Max and Steph stood and watched the static snow projected on the screen for a moment before realizing the VCR had eaten the tape. Steph surveyed the damage, but quickly realized it was bad enough she'd need to take the VCR apart to save the tape.

"So people could have powers and not even know it. Jane, what..." Steph looked around for Jane but could no longer see her. "Max, what was your trigger?"

Max took a moment to answer, lost in thought, "Chloe being shot. What's weird though is that I didn't actually know it was her at the time."

"To hear this guy tell it, the trigger might not have worked if you knew. Crazy! I wonder what Rachel's trigger was, or if she even knew what she could do? I mean, how many days does it have to rain when you're sad before you start to wonder if you're a wizard? I bet it's a shitload!"

"Jane did say this was only the first loop where I developed powers, and it sounds like she's been through... I don't know, maybe a hundred loops? If that's true, then I guess that guy in the video is right," Max looked down at her hands, pondering the strange twists of fate that led to her discovering her power. It made some kind of cosmic sense that Chloe Price, of all people, had to be there when her power unlocked. Her trigger event, to use the video's term. She couldn't help but be jealous of those 99 other Maxes who didn't have to deal with this craziness. Which was worse? Losing Chloe and knowing you couldn't have done anything about it, or losing her and knowing it was your fault, because you could have?

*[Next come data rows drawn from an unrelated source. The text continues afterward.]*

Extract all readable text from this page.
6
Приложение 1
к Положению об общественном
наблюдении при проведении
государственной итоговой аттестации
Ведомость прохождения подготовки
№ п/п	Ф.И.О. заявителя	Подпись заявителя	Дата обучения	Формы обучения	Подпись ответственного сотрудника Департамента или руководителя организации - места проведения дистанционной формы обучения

Steph knelt down and searched through the additional video cassettes on the projector cart. All were unlabeled. They'd have to find somewhere else to watch them, she supposed. "What's the deal with Jane, Max? I mean I'm picking up hints that she has the same power as you, but what do mean she's been through loops? Is it like Groundhog Day?"

Max nodded, "I guess, but instead of just one day, it's her entire life."

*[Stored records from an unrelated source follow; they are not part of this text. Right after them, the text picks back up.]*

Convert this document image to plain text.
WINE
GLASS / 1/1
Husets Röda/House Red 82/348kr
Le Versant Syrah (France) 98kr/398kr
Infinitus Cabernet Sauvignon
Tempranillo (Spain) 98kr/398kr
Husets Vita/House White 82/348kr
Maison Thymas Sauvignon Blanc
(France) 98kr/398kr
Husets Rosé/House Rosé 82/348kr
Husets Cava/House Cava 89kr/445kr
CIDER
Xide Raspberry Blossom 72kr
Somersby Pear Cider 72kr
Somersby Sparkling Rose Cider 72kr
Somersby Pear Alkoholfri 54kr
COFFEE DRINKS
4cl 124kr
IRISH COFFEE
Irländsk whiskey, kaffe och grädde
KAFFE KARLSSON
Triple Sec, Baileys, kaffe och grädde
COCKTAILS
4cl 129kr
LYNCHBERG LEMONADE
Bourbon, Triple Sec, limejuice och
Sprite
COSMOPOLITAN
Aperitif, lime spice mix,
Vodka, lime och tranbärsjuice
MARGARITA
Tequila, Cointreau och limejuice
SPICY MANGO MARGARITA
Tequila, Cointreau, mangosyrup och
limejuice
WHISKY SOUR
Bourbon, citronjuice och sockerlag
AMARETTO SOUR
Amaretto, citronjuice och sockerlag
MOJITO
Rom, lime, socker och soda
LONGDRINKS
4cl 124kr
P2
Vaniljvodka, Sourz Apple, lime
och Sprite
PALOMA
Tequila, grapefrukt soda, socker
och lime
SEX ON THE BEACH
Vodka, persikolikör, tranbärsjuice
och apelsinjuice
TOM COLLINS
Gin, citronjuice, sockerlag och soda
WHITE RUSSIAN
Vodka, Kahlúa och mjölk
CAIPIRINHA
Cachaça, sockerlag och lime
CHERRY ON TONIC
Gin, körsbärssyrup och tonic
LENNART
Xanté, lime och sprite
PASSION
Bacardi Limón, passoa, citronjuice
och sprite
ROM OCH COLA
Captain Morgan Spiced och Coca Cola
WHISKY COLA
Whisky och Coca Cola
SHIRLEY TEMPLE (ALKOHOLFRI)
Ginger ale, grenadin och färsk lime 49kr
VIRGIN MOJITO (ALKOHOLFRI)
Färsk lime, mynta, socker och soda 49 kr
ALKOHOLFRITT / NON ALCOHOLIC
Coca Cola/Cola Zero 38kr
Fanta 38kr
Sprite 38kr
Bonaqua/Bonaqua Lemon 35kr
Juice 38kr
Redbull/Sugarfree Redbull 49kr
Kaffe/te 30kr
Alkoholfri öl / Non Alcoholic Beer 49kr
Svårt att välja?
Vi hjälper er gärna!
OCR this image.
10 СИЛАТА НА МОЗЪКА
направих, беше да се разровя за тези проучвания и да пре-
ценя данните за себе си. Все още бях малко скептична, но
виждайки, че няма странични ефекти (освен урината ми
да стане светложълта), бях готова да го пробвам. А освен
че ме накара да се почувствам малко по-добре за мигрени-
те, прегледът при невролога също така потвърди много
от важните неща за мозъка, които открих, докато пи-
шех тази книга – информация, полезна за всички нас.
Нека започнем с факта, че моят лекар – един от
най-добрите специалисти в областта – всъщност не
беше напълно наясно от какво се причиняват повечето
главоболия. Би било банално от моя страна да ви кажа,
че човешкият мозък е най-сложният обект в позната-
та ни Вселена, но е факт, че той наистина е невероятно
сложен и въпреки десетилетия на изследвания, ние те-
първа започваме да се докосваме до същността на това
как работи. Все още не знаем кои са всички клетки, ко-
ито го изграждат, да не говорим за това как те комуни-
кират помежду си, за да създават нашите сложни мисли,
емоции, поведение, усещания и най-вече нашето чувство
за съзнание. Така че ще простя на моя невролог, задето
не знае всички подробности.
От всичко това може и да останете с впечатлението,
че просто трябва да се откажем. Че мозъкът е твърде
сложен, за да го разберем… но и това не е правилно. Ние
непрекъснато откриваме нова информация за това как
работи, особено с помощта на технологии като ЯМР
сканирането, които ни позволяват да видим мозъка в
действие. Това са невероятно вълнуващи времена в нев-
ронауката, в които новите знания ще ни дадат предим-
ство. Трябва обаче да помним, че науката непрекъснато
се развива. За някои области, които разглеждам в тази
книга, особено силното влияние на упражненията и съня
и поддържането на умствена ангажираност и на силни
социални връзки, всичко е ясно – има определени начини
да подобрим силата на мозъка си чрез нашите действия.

"Whoa! That's... Wow. Okay, I don't know if that's better or worse!" Steph stood and turned to face Max, "Do you know what she wants? I mean, why did she bring us... SHIT! MAX!"

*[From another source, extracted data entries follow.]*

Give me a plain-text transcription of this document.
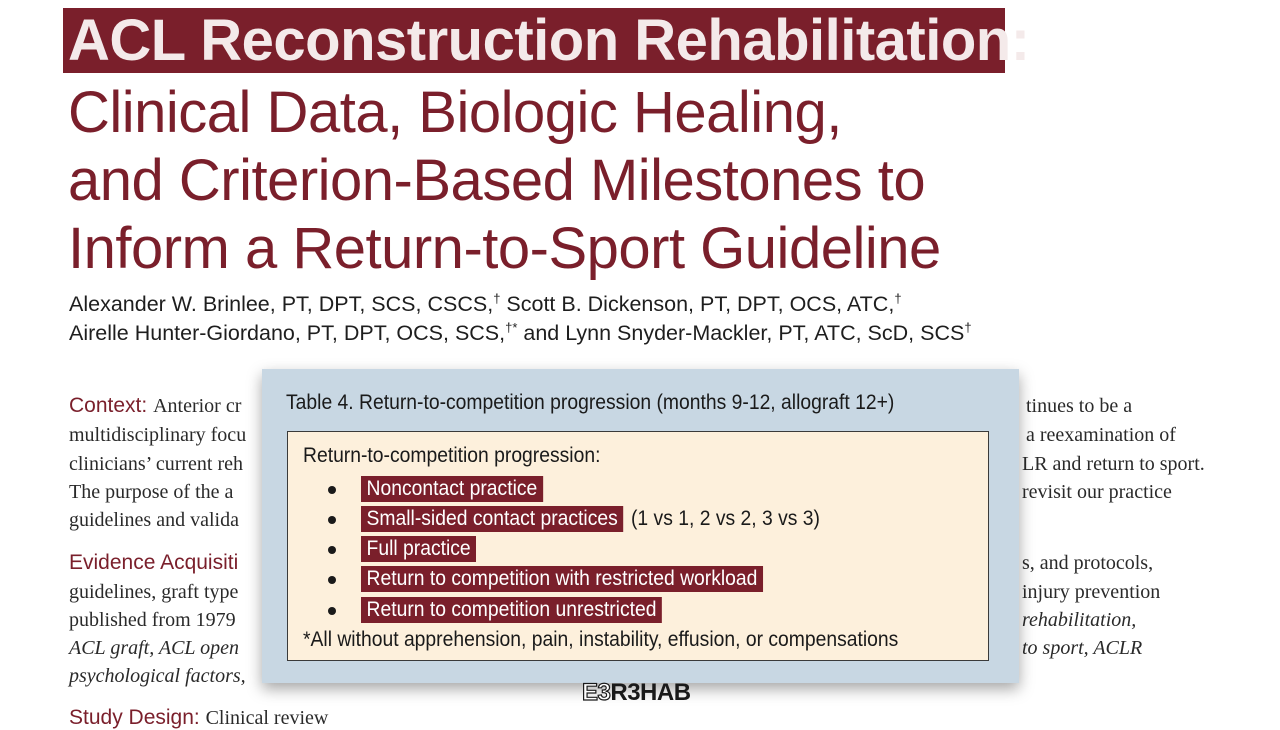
ACL Reconstruction Rehabilitation:
Clinical Data, Biologic Healing,
and Criterion-Based Milestones to
Inform a Return-to-Sport Guideline

Alexander W. Brinlee, PT, DPT, SCS, CSCS,† Scott B. Dickenson, PT, DPT, OCS, ATC,†

Airelle Hunter-Giordano, PT, DPT, OCS, SCS,†* and Lynn Snyder-Mackler, PT, ATC, ScD, SCS†

Context: Anterior cr

multidisciplinary focu

clinicians’ current reh

The purpose of the a

guidelines and valida

tinues to be a

a reexamination of

LR and return to sport.

revisit our practice

Evidence Acquisiti

guidelines, graft type

published from 1979

ACL graft, ACL open

psychological factors,

s, and protocols,

injury prevention

rehabilitation,

to sport, ACLR

Study Design: Clinical review

Table 4. Return-to-competition progression (months 9-12, allograft 12+)

Return-to-competition progression:

Noncontact practice
Small-sided contact practices (1 vs 1, 2 vs 2, 3 vs 3)
Full practice
Return to competition with restricted workload
Return to competition unrestricted

*All without apprehension, pain, instability, effusion, or compensations

E3R3HAB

But it was too late. Max knew exactly what had happened the instant she felt it. The sudden sting at the back of her neck. The hot rush of injected chemicals. The world going blurry and sideways. She'd felt it all before. As she collapsed to the floor she heard Steph call her name again, then saw her grab the tire iron off the floor to rush to her aid.

"Not this time!" Max thought to herself. She reached out with her mind and grasped at the stuff of time. She weaved her fingers through it and clenched. Grinding her teeth and screaming, she flexed every muscle in her body. She would rewind her way out of this if it killed her! Wrenching, grasping, tearing, she pulled time backward with all the will she could muster, scouring, burning synapses. She saw Steph slow in mid-stride, grinding to a crawl, tire iron raised high, shouting angrily at whoever was behind Max. Almost! Almost!

But it wasn't helping. The drug was still taking her. Her vision was dimming and her hearing going numb and fuzzy. She couldn't feel her legs. She looked down at them just in time to see Jane step over her, empty syringe in one hand. In the other, the bright gleam of a blade, moving toward the time-stuck Steph. Max resisted as long as she could, but her body was failing her and her attacker was immune to rewind. For her struggle, all Max managed to accomplish was having to watch Jane murder Steph in slow-motion. Steph fell to the floor in front of Max, bleeding from the chest. The look of shock and confusion on her steadily-draining face was the last thing Max saw before everything went black.